In 2015, a record 1.3 million individuals applied for asylum in the European Union, Norway and Switzerland. This was more than a twofold increase from 2014, when nearly 600,000 people applied for asylum. This dramatic rise in asylum applications followed a relatively stable period of about roughly 200,000 applicants each year between 2005 and 2010 and around 300,000 annual applicants in 2011 and 2012.

The leading country of citizenship for Europe’s asylum applicants in 2015 was Syria, which accounted for 378,000 asylum seekers, or 29% of all applicants. Second was Afghanistan, with 193,000 asylum seekers in 2015. Well over half (53%) of all asylum seekers in 2015 held citizenship from one of these countries or Iraq.

A mixed group of source countries represent the remaining leading points of origin for asylum seekers in Europe during 2015. Kosovo and Albania were each the country of origin of about 5% of asylum seekers. In fact, Europe received about the same number of asylum applications from Kosovo and Albania combined as from Iraq in 2015. Slightly fewer than 50,000 asylum seekers had Pakistani or Eritrean citizenship in 2015. Asylum applicants from Iran, several sub-Saharan countries like Nigeria, Somalia and Gambia, as well as European countries such as Ukraine, Serbia and Russia rounded out the leading countries of citizenship for Europe’s asylum seekers.

The EU, Norway and Switzerland saw large increases of asylum seekers in 2014 from some of the largest countries of origin in 2013 and again for the same countries between 2014 and 2015, when the latest wave of asylum seekers reached Europe. For several leading source countries, the volume of asylum applications doubled in 2014 (from 2013) and doubled again for many countries in 2015 (from 2014).

Syria had the greatest annual asylum applicant increase between 2013 and 2015, with about 49,000 asylum seekers in 2013, 125,000 in 2014 and 378,000 in 2015.
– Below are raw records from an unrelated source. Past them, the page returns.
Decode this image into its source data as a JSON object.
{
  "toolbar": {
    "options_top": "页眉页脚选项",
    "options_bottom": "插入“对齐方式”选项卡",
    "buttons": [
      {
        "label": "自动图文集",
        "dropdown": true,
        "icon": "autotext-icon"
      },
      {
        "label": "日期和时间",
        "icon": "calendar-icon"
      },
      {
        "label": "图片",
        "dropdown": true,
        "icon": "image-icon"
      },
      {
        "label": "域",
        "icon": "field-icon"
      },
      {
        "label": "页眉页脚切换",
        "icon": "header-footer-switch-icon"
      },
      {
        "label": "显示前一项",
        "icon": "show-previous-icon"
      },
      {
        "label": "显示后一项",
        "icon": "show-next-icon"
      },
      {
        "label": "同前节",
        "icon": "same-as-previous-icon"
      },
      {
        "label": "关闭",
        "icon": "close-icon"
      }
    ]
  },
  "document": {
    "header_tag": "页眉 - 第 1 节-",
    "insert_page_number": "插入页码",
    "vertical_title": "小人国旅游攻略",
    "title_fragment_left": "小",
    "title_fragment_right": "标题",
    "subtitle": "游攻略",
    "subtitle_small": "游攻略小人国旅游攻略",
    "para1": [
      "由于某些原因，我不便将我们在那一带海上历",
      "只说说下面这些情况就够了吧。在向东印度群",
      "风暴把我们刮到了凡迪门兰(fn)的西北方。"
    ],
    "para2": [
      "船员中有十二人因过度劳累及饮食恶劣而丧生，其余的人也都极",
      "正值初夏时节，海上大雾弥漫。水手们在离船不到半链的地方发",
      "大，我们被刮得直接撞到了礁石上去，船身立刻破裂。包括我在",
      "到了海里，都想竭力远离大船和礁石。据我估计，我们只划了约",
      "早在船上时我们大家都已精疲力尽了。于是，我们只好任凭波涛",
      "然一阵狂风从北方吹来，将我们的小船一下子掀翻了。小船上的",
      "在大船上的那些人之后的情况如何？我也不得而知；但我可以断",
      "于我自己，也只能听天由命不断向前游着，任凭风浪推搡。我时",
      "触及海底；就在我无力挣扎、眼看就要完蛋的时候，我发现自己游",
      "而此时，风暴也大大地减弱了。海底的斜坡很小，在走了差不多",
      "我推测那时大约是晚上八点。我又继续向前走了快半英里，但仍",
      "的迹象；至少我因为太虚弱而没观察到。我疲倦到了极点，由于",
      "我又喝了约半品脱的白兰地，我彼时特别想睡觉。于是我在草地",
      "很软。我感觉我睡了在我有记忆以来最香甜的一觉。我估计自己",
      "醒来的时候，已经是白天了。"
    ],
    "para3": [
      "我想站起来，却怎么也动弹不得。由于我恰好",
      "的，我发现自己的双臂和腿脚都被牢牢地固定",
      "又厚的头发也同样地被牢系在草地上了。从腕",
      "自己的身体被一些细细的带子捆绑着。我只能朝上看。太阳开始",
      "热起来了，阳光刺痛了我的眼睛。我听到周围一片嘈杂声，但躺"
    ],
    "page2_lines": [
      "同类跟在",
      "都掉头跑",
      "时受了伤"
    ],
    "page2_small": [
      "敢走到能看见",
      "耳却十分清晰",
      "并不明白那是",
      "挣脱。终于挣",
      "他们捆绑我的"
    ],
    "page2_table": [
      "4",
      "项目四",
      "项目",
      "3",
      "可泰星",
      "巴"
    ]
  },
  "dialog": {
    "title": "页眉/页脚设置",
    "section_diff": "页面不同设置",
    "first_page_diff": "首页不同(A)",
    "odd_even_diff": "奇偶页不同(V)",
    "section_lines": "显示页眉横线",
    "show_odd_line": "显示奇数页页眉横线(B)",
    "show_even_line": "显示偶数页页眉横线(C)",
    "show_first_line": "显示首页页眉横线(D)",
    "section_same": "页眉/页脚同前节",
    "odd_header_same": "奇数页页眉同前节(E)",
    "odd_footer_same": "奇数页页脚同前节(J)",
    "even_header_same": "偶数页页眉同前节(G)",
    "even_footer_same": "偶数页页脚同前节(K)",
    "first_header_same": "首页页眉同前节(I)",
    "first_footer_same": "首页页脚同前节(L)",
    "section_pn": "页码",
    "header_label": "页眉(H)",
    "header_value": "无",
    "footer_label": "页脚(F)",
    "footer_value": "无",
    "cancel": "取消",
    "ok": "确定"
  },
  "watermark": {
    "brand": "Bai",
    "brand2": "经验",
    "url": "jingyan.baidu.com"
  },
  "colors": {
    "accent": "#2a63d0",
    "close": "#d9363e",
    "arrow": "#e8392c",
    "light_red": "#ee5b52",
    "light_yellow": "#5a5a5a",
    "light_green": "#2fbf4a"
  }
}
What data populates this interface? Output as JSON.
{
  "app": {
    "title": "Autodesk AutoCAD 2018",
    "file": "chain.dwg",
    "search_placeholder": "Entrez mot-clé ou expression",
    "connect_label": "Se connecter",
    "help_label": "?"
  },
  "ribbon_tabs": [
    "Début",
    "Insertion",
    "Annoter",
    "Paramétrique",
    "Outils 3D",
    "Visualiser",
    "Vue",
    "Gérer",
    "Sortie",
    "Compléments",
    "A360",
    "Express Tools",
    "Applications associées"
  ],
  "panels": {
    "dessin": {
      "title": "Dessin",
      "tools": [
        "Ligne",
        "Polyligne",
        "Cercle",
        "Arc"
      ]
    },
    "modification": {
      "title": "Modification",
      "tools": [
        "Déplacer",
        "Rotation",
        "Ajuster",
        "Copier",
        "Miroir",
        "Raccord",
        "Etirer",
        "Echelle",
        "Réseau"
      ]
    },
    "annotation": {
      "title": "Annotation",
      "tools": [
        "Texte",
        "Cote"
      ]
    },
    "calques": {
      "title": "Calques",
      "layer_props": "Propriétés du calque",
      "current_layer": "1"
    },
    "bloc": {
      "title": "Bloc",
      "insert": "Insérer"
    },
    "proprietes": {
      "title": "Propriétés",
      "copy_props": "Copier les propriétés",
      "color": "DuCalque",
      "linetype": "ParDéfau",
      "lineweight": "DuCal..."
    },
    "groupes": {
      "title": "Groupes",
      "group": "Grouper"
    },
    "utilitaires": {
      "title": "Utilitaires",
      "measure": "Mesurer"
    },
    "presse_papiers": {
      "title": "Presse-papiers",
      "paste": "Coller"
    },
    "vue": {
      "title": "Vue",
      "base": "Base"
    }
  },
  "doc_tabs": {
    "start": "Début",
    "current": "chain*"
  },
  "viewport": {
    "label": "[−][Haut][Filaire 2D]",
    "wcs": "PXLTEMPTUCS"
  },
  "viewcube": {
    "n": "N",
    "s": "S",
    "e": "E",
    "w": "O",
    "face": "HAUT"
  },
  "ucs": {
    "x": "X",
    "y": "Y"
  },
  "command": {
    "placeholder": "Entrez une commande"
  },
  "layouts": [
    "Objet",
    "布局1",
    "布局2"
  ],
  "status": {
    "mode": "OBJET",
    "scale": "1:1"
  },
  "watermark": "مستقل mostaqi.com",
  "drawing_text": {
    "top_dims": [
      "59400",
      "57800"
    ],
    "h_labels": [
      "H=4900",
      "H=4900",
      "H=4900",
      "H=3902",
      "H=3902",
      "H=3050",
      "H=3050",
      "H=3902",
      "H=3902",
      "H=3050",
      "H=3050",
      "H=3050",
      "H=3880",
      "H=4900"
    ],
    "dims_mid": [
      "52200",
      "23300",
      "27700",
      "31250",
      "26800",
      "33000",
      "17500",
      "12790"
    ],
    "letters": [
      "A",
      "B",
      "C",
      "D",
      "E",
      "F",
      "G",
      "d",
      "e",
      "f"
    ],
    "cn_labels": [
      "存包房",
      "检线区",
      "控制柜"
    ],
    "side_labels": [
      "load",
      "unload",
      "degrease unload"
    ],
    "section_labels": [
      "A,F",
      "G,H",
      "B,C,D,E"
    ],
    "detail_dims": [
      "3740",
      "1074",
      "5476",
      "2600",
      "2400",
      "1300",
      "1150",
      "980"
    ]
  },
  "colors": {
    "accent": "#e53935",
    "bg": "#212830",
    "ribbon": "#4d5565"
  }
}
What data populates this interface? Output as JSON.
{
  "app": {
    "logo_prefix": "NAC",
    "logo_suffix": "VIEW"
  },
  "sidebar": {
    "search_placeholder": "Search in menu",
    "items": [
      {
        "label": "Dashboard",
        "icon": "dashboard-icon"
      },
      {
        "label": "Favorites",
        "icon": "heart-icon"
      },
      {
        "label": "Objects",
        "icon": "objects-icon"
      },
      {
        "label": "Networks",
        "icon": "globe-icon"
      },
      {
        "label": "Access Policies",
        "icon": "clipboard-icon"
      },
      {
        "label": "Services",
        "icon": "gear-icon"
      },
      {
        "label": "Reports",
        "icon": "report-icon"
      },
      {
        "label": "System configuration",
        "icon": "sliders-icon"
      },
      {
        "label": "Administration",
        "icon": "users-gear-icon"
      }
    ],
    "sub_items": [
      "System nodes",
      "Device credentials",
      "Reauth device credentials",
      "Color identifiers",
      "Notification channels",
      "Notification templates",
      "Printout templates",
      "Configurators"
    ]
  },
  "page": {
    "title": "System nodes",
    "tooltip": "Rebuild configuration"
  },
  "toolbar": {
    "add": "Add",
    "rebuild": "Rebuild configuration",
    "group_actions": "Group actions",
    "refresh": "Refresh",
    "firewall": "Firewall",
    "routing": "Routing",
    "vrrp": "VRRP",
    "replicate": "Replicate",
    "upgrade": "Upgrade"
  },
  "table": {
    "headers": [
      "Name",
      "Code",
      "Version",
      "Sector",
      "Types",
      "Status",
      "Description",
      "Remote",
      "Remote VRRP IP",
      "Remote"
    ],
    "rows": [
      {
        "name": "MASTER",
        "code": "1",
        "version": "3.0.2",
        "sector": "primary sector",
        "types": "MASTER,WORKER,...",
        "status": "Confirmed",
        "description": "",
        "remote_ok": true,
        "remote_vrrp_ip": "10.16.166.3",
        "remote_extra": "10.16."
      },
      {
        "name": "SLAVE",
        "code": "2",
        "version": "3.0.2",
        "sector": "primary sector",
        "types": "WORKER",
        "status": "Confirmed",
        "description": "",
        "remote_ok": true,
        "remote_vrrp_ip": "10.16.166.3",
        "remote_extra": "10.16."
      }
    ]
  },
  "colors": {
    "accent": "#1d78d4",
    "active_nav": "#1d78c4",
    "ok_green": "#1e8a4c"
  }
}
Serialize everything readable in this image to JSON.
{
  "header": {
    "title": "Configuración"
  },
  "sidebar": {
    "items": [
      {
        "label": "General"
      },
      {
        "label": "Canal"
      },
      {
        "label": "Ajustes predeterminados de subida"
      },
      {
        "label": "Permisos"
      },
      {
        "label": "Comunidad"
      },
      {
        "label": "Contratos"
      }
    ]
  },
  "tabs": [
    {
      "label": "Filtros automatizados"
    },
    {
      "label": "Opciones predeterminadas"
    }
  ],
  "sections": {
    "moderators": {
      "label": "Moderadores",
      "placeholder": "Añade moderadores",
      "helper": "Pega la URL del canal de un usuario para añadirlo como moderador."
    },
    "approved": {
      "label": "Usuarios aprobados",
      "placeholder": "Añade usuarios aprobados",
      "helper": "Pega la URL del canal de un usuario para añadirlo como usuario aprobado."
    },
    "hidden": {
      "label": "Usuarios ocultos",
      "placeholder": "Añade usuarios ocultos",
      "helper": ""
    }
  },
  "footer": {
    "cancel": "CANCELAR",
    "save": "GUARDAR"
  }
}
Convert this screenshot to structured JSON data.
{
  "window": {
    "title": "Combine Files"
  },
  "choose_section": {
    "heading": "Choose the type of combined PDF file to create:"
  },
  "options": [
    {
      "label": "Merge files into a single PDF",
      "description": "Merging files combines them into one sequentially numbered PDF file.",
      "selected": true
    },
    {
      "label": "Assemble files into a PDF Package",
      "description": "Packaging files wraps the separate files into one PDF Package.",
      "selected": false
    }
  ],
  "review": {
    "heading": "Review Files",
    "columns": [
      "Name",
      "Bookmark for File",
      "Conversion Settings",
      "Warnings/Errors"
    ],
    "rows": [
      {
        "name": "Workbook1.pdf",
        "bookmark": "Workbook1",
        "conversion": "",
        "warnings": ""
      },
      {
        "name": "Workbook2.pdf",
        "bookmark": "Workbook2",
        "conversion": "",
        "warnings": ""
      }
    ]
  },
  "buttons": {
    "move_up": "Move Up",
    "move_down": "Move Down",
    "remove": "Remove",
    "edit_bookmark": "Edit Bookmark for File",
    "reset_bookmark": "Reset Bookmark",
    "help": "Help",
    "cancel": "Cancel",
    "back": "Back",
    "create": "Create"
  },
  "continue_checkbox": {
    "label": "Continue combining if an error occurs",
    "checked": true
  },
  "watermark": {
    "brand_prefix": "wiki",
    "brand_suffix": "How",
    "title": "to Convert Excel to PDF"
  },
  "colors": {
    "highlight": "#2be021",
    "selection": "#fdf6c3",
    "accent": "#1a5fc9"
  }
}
But it was Ukraine, Iraq and Afghanistan that saw the greatest annual percentage increases between 2013 and 2015 among the top 15 source countries of asylum seekers in 2015. Between 2013 and 2015, the number of asylum seekers from Ukraine increased nearly 24-fold, while Iraq increased nearly 14-fold. Meanwhile, the number of Afghan applicants increased nearly nine fold between 2013 and 2015, and Syria’s number of annual asylum seekers increased nearly eightfold during the same period.